Astrotherapie
Heute möchte ich im Tagebuch einmal vorstellen, was ich in der Astrotherapie mache:
Um mit der Astrotherapie arbeiten zu können, ist zunächst eine Horoskopberatung mit dem Radix die Grundlage. Am selben oder einem Folgetermin kommt dann die Vertiefung und therapeutische Arbeit ergänzend dazu. Das Horoskop bietet dabei Orientierung und zeigt auch auf, wie die Fähigkeiten und persönlichen Stärken verwirklicht werden können.
In meiner Arbeit als tiefenpsychologische Körpertherapeutin und als Astrologin bin ich dazu übergegangen, Klienten nicht nur astrologisch zu beraten, sondern - wenn Interesse besteht, - die Beratung durch Methoden aus der Körpertherapie zu ergänzen.
Das kann zum Beispiel eine Horoskopaufstellung mit dem eigenen Horoskop sein, in der die einzelnen Planeten in ihrer Wirkung persönlich erfühlt und erspürt werden können. Andere mögliche therapeutische Interventionen in denen die Symbolsprache der Astrologie direkt erfahrbar werden kann sind Musik, Tanz, Atemarbeit, Phantasiereisen, Rollenspiel, Körperausdruck, Arbeit mit inneren Bildern, Ritual.
Blockaden werden anders als im Beratungsgespräch deutlich und körperlich spürbar. Eine Blockade kann zum Beispiel darin bestehen, dass Fühlen und Denken bei der Klientin nicht in Einklang gebracht werden kann und im starken Widerspruch steht. Astrologisch könnte sich das durch ein Quadrat oder eine Opposition von Mond und Sonne ausdrücken. Tiefenpsychologisch könnte diese Konstellation überdies einen Hinweis auf die Spannungen zwischen Vater und Mutter der Klientin geben.
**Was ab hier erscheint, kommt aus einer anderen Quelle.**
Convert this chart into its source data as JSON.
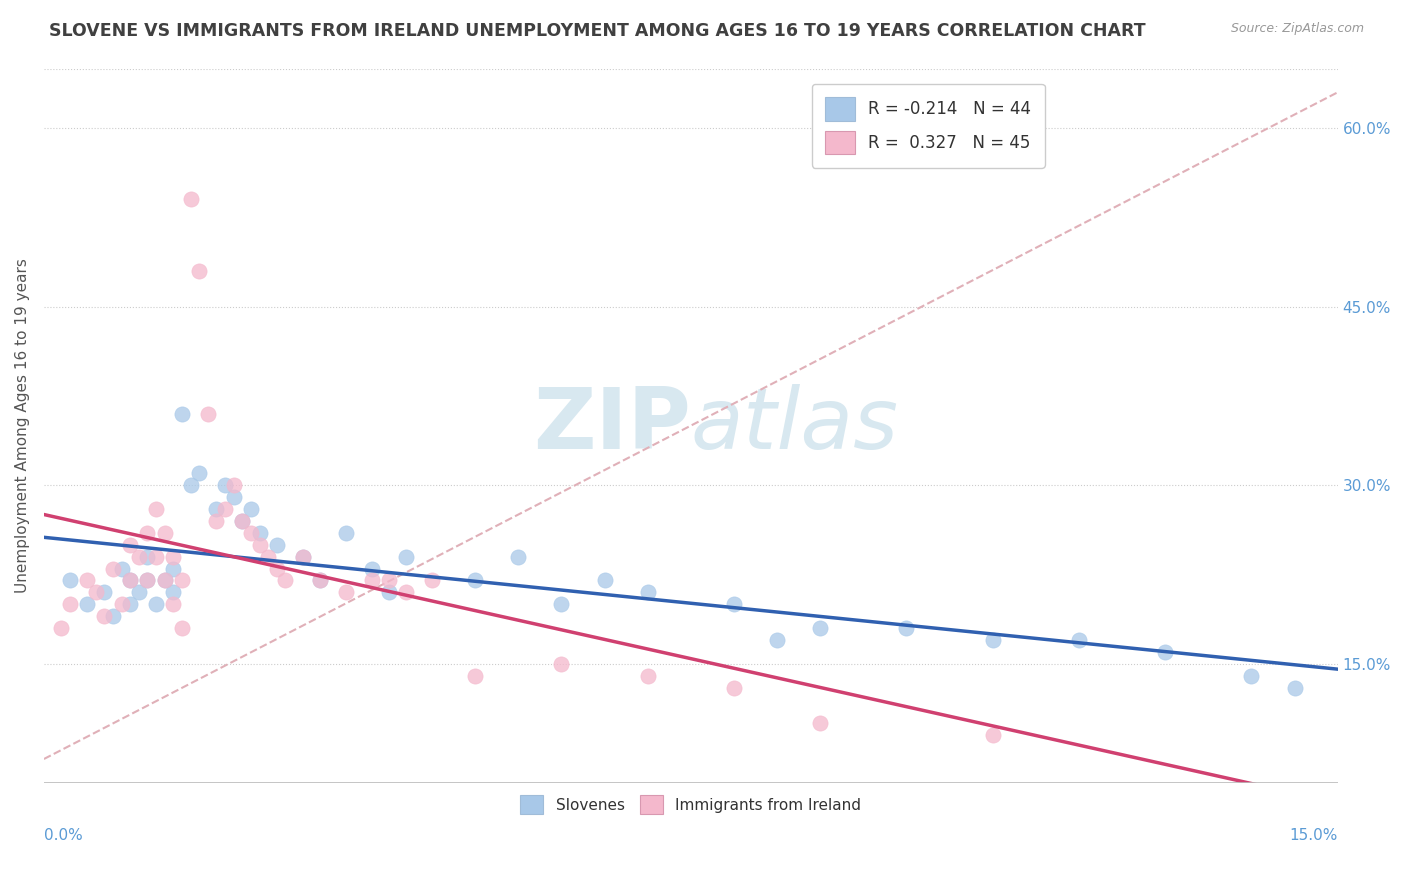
{
  "title": "SLOVENE VS IMMIGRANTS FROM IRELAND UNEMPLOYMENT AMONG AGES 16 TO 19 YEARS CORRELATION CHART",
  "source_text": "Source: ZipAtlas.com",
  "ylabel": "Unemployment Among Ages 16 to 19 years",
  "legend_labels": [
    "Slovenes",
    "Immigrants from Ireland"
  ],
  "legend_R": [
    -0.214,
    0.327
  ],
  "legend_N": [
    44,
    45
  ],
  "blue_color": "#a8c8e8",
  "pink_color": "#f4b8cc",
  "blue_line_color": "#3060b0",
  "pink_line_color": "#d04070",
  "right_yticks": [
    "15.0%",
    "30.0%",
    "45.0%",
    "60.0%"
  ],
  "right_ytick_vals": [
    0.15,
    0.3,
    0.45,
    0.6
  ],
  "xlim": [
    0.0,
    0.15
  ],
  "ylim": [
    0.05,
    0.65
  ],
  "blue_x": [
    0.003,
    0.005,
    0.007,
    0.008,
    0.009,
    0.01,
    0.01,
    0.011,
    0.012,
    0.012,
    0.013,
    0.014,
    0.015,
    0.015,
    0.016,
    0.017,
    0.018,
    0.02,
    0.021,
    0.022,
    0.023,
    0.024,
    0.025,
    0.027,
    0.03,
    0.032,
    0.035,
    0.038,
    0.04,
    0.042,
    0.05,
    0.055,
    0.06,
    0.065,
    0.07,
    0.08,
    0.085,
    0.09,
    0.1,
    0.11,
    0.12,
    0.13,
    0.14,
    0.145
  ],
  "blue_y": [
    0.22,
    0.2,
    0.21,
    0.19,
    0.23,
    0.22,
    0.2,
    0.21,
    0.24,
    0.22,
    0.2,
    0.22,
    0.23,
    0.21,
    0.36,
    0.3,
    0.31,
    0.28,
    0.3,
    0.29,
    0.27,
    0.28,
    0.26,
    0.25,
    0.24,
    0.22,
    0.26,
    0.23,
    0.21,
    0.24,
    0.22,
    0.24,
    0.2,
    0.22,
    0.21,
    0.2,
    0.17,
    0.18,
    0.18,
    0.17,
    0.17,
    0.16,
    0.14,
    0.13
  ],
  "pink_x": [
    0.002,
    0.003,
    0.005,
    0.006,
    0.007,
    0.008,
    0.009,
    0.01,
    0.01,
    0.011,
    0.012,
    0.012,
    0.013,
    0.013,
    0.014,
    0.014,
    0.015,
    0.015,
    0.016,
    0.016,
    0.017,
    0.018,
    0.019,
    0.02,
    0.021,
    0.022,
    0.023,
    0.024,
    0.025,
    0.026,
    0.027,
    0.028,
    0.03,
    0.032,
    0.035,
    0.038,
    0.04,
    0.042,
    0.045,
    0.05,
    0.06,
    0.07,
    0.08,
    0.09,
    0.11
  ],
  "pink_y": [
    0.18,
    0.2,
    0.22,
    0.21,
    0.19,
    0.23,
    0.2,
    0.22,
    0.25,
    0.24,
    0.22,
    0.26,
    0.24,
    0.28,
    0.26,
    0.22,
    0.24,
    0.2,
    0.22,
    0.18,
    0.54,
    0.48,
    0.36,
    0.27,
    0.28,
    0.3,
    0.27,
    0.26,
    0.25,
    0.24,
    0.23,
    0.22,
    0.24,
    0.22,
    0.21,
    0.22,
    0.22,
    0.21,
    0.22,
    0.14,
    0.15,
    0.14,
    0.13,
    0.1,
    0.09
  ],
  "ref_line_x": [
    0.0,
    0.15
  ],
  "ref_line_y": [
    0.07,
    0.63
  ],
  "watermark_text": "ZIPatlas",
  "watermark_color": "#d8e8f0"
}
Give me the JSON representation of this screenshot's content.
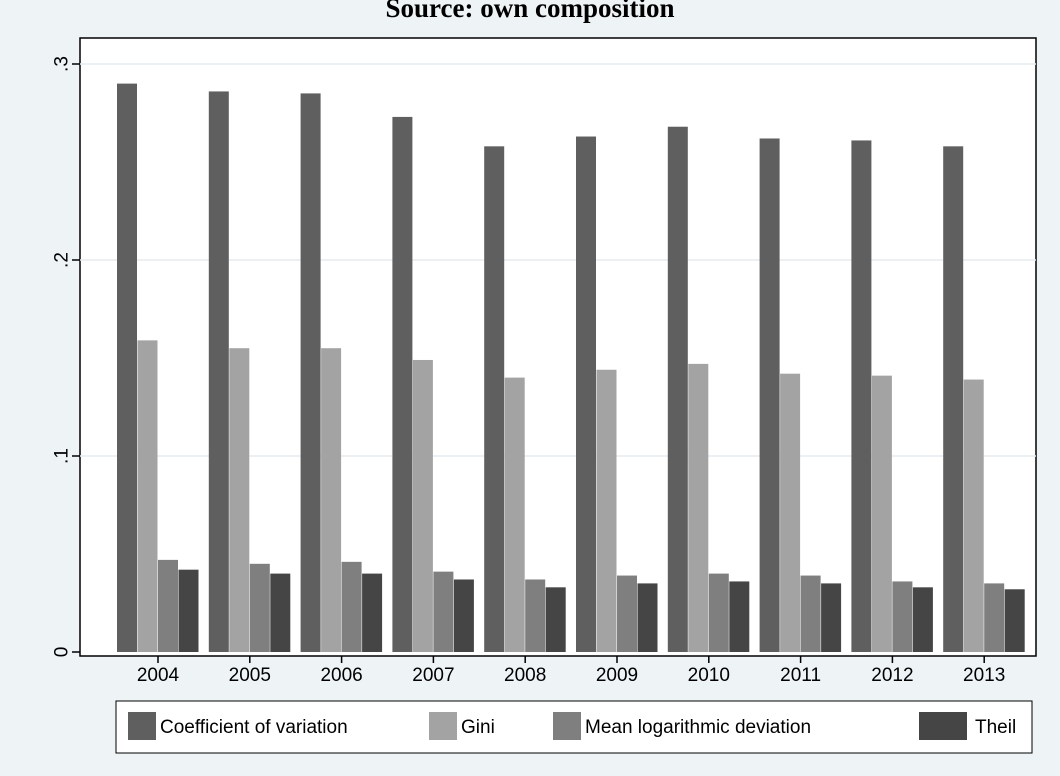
{
  "caption": "Source: own composition",
  "chart_data": {
    "type": "bar",
    "categories": [
      "2004",
      "2005",
      "2006",
      "2007",
      "2008",
      "2009",
      "2010",
      "2011",
      "2012",
      "2013"
    ],
    "series": [
      {
        "name": "Coefficient of variation",
        "color": "#5f5f5f",
        "values": [
          0.29,
          0.286,
          0.285,
          0.273,
          0.258,
          0.263,
          0.268,
          0.262,
          0.261,
          0.258
        ]
      },
      {
        "name": "Gini",
        "color": "#a3a3a3",
        "values": [
          0.159,
          0.155,
          0.155,
          0.149,
          0.14,
          0.144,
          0.147,
          0.142,
          0.141,
          0.139
        ]
      },
      {
        "name": "Mean logarithmic deviation",
        "color": "#7f7f7f",
        "values": [
          0.047,
          0.045,
          0.046,
          0.041,
          0.037,
          0.039,
          0.04,
          0.039,
          0.036,
          0.035
        ]
      },
      {
        "name": "Theil",
        "color": "#454545",
        "values": [
          0.042,
          0.04,
          0.04,
          0.037,
          0.033,
          0.035,
          0.036,
          0.035,
          0.033,
          0.032
        ]
      }
    ],
    "title": "",
    "xlabel": "",
    "ylabel": "",
    "ylim": [
      0,
      0.3
    ],
    "yticks": [
      0,
      0.1,
      0.2,
      0.3
    ],
    "ytick_labels": [
      "0",
      ".1",
      ".2",
      ".3"
    ],
    "grid": "horizontal",
    "legend_position": "bottom",
    "background_color": "#eef3f6",
    "plot_background_color": "#ffffff",
    "gridline_color": "#e6ecef"
  }
}
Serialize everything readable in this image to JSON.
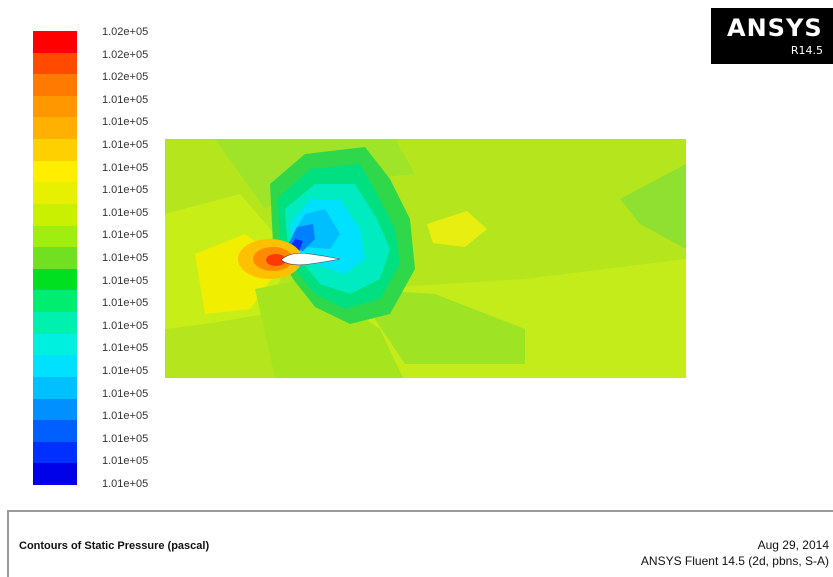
{
  "logo": {
    "brand": "ANSYS",
    "release": "R14.5"
  },
  "colorbar": {
    "labels": [
      "1.02e+05",
      "1.02e+05",
      "1.02e+05",
      "1.01e+05",
      "1.01e+05",
      "1.01e+05",
      "1.01e+05",
      "1.01e+05",
      "1.01e+05",
      "1.01e+05",
      "1.01e+05",
      "1.01e+05",
      "1.01e+05",
      "1.01e+05",
      "1.01e+05",
      "1.01e+05",
      "1.01e+05",
      "1.01e+05",
      "1.01e+05",
      "1.01e+05",
      "1.01e+05"
    ],
    "colors": [
      "#ff0000",
      "#ff4a00",
      "#ff7a00",
      "#ff9800",
      "#ffb000",
      "#ffd000",
      "#ffee00",
      "#e6f000",
      "#c8f000",
      "#a0ee10",
      "#70e020",
      "#00e020",
      "#00ee70",
      "#00f0b0",
      "#00f0e0",
      "#00e0ff",
      "#00c0ff",
      "#0090ff",
      "#0060ff",
      "#0030ff",
      "#0000e8"
    ]
  },
  "contour": {
    "background": "#b5e61d",
    "airfoil_fill": "#ffffff"
  },
  "footer": {
    "title": "Contours of Static Pressure (pascal)",
    "date": "Aug 29, 2014",
    "version": "ANSYS Fluent 14.5 (2d, pbns, S-A)"
  }
}
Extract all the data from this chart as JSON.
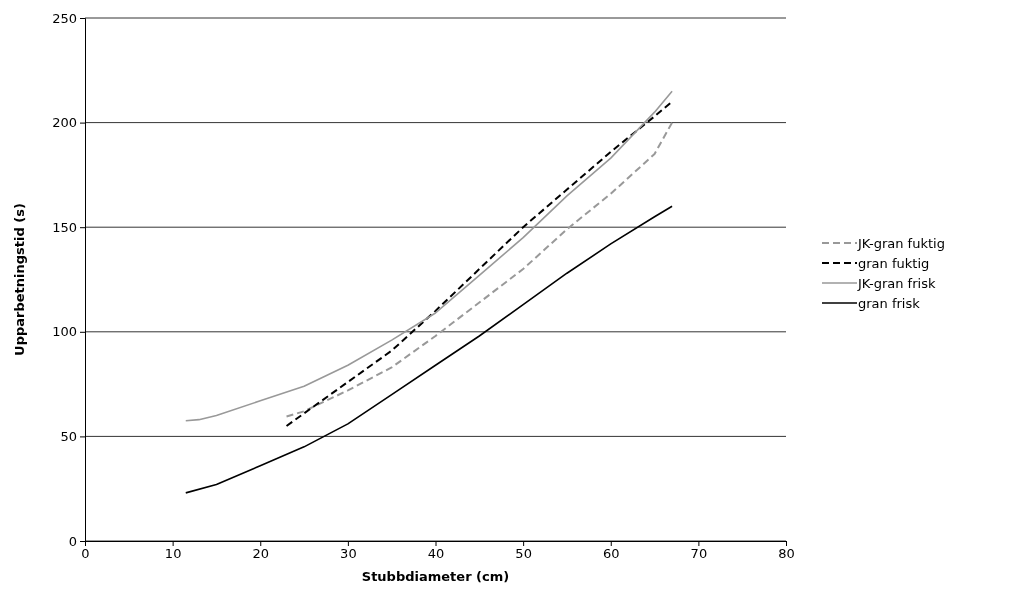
{
  "chart_data": {
    "type": "line",
    "xlabel": "Stubbdiameter (cm)",
    "ylabel": "Upparbetningstid (s)",
    "xlim": [
      0,
      80
    ],
    "xticks": [
      0,
      10,
      20,
      30,
      40,
      50,
      60,
      70,
      80
    ],
    "ylim": [
      0,
      250
    ],
    "yticks": [
      0,
      50,
      100,
      150,
      200,
      250
    ],
    "grid": "y",
    "legend": "right",
    "marker": "none",
    "series": [
      {
        "name": "JK-gran fuktig",
        "color": "#999999",
        "line_style": "dashed",
        "x": [
          23,
          25,
          30,
          35,
          40,
          45,
          50,
          55,
          60,
          65,
          67
        ],
        "values": [
          59.5,
          62,
          72,
          83,
          98,
          114,
          130,
          149,
          166,
          185,
          200
        ]
      },
      {
        "name": "gran fuktig",
        "color": "#000000",
        "line_style": "dashed",
        "x": [
          23,
          25,
          30,
          35,
          40,
          45,
          50,
          55,
          60,
          65,
          67
        ],
        "values": [
          55,
          61,
          76,
          91,
          110,
          130,
          150,
          168,
          186,
          203,
          210
        ]
      },
      {
        "name": "JK-gran frisk",
        "color": "#999999",
        "line_style": "solid",
        "x": [
          11.5,
          13,
          15,
          20,
          25,
          30,
          35,
          40,
          45,
          50,
          55,
          60,
          65,
          67
        ],
        "values": [
          57.5,
          58,
          60,
          67,
          74,
          84,
          96,
          109,
          127,
          145,
          165,
          183,
          205,
          215
        ]
      },
      {
        "name": "gran frisk",
        "color": "#000000",
        "line_style": "solid",
        "x": [
          11.5,
          15,
          20,
          25,
          30,
          35,
          40,
          45,
          50,
          55,
          60,
          65,
          67
        ],
        "values": [
          23,
          27,
          36,
          45,
          56,
          70,
          84,
          98,
          113,
          128,
          142,
          155,
          160
        ]
      }
    ]
  }
}
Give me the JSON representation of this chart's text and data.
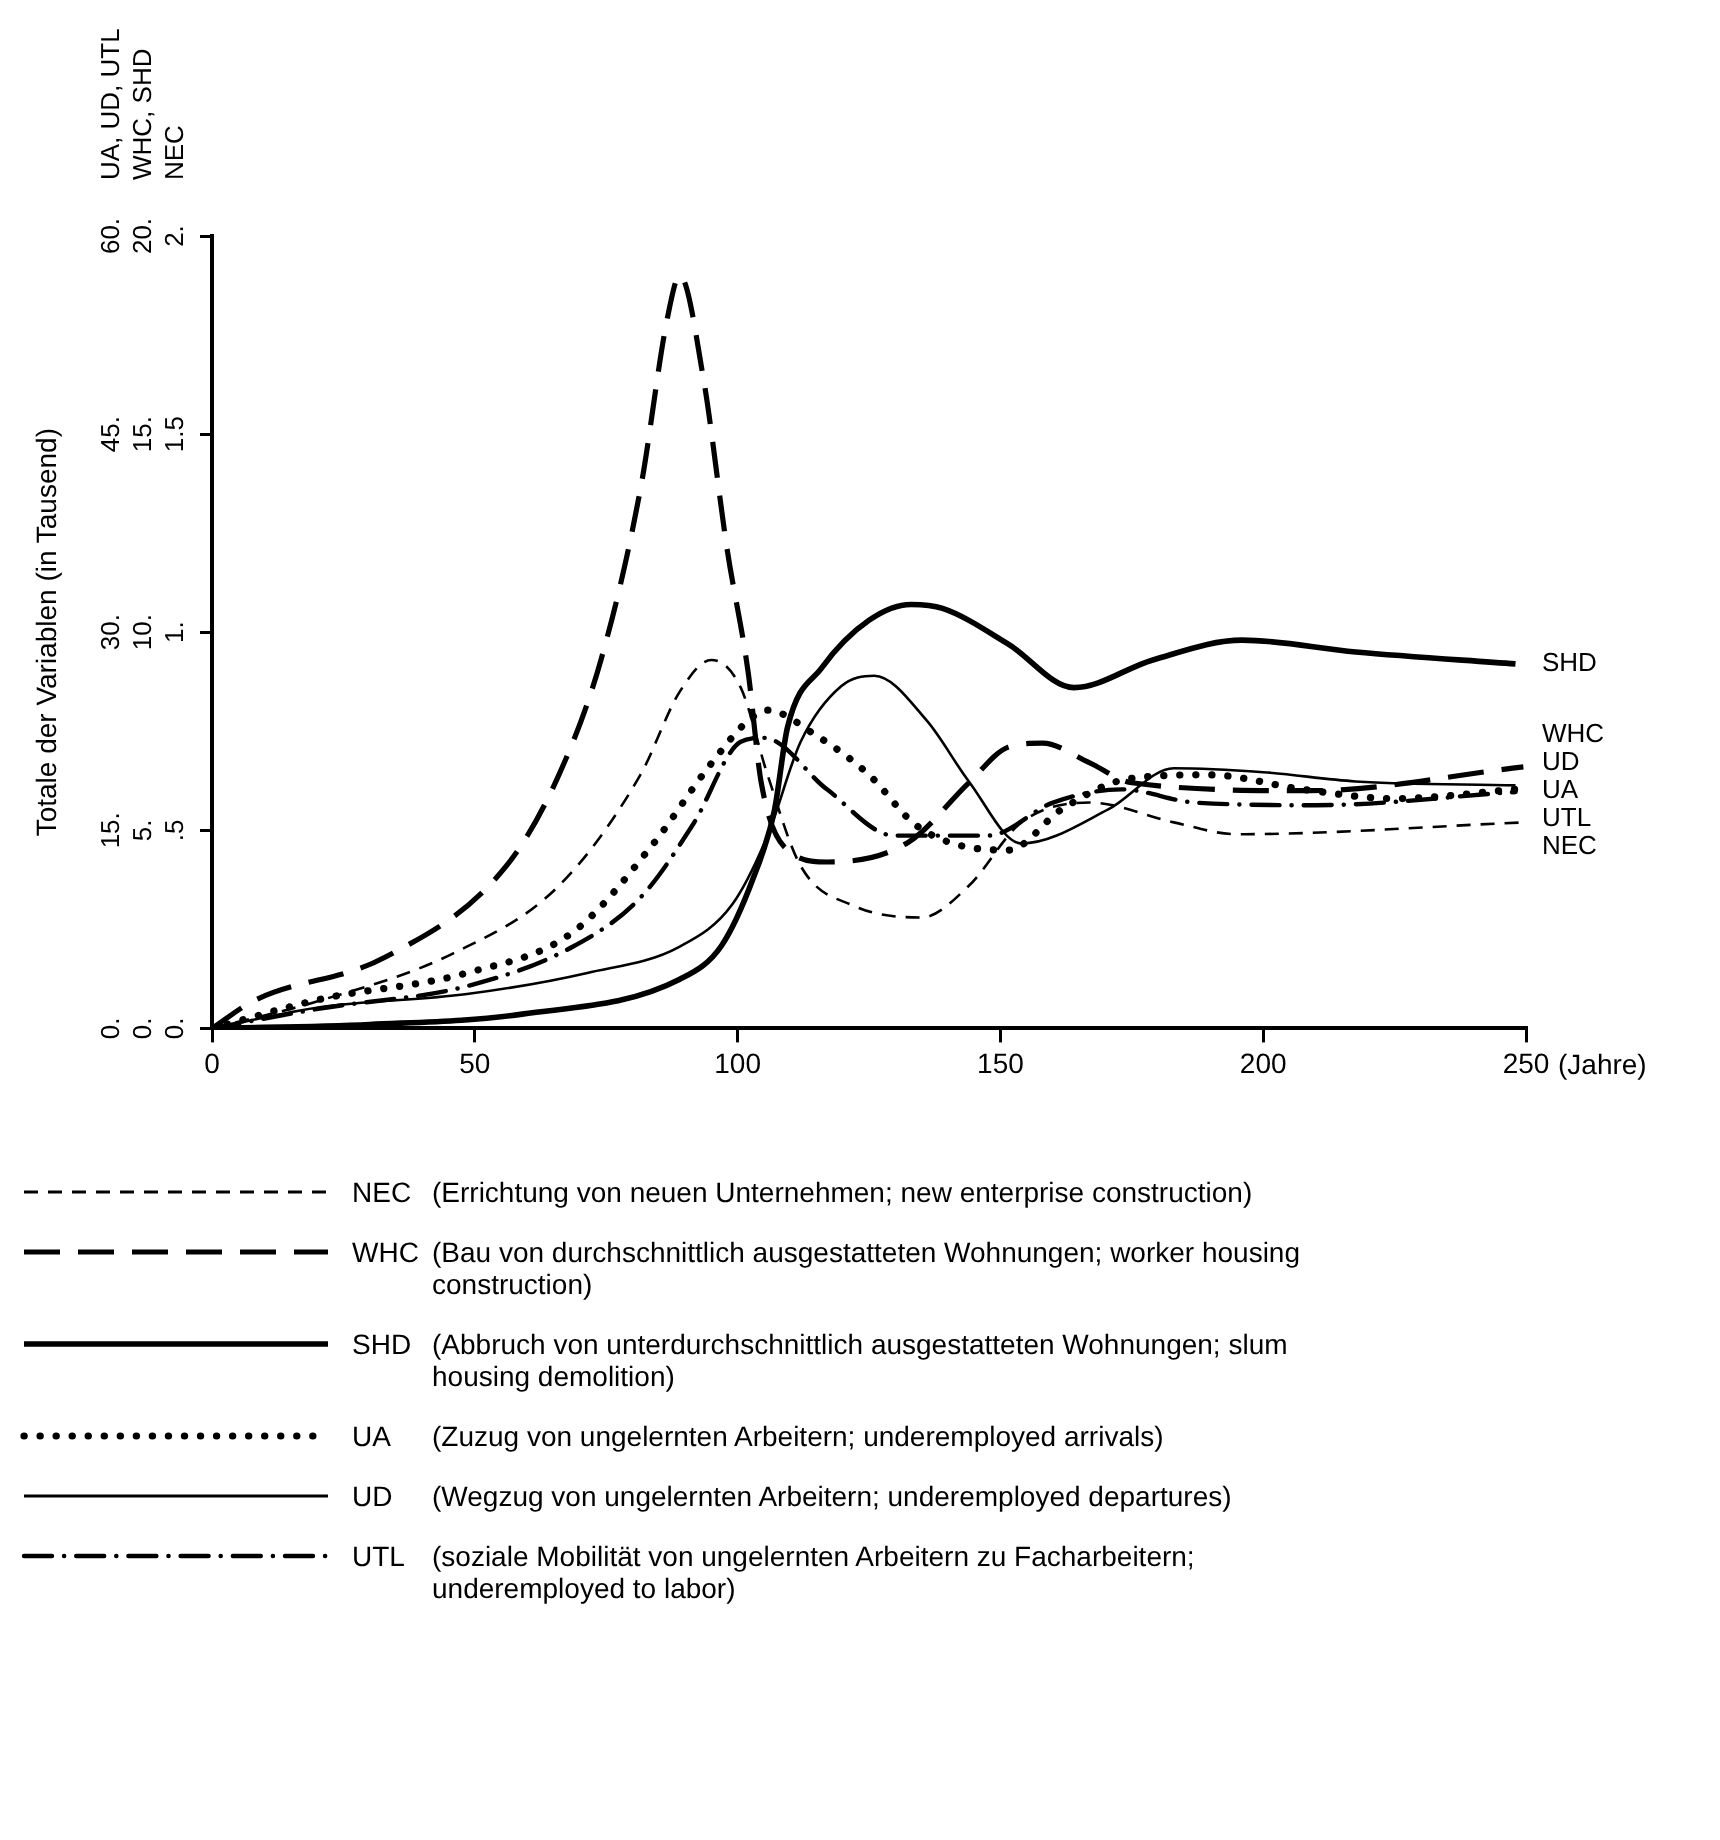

Ich empfehle dann der Klientin in die gegensätzlichen Positionen beider Planeten abwechselnd hinein zu gehen und jeweils aus Sicht des einen Pols zu argumentieren, so dass sich ein intensiver Dialog entwickelt, ein Streit, in welchem die Klientin ihre innere Zerrissenheit fühlen, gestalten und ausdrücken kann. Sie kann spüren, wie sich die beiden Seiten in ihr anfühlen, welcher Teil in ihr sich vielleicht beleidigt zurückzieht oder nicht gesehen fühlt. Lösungsansätze können gemeinsam im Dialog erarbeitet und ausprobiert werden. Meist geht es erst einmal um das Wahrnehmen und Akzeptieren, um Respekt und schließlich auch um Entwicklung von Verständnis und Bereitschaft zur Veränderung, damit in kleinen Schritten Blockaden und Hemmungen aufgelöst werden können.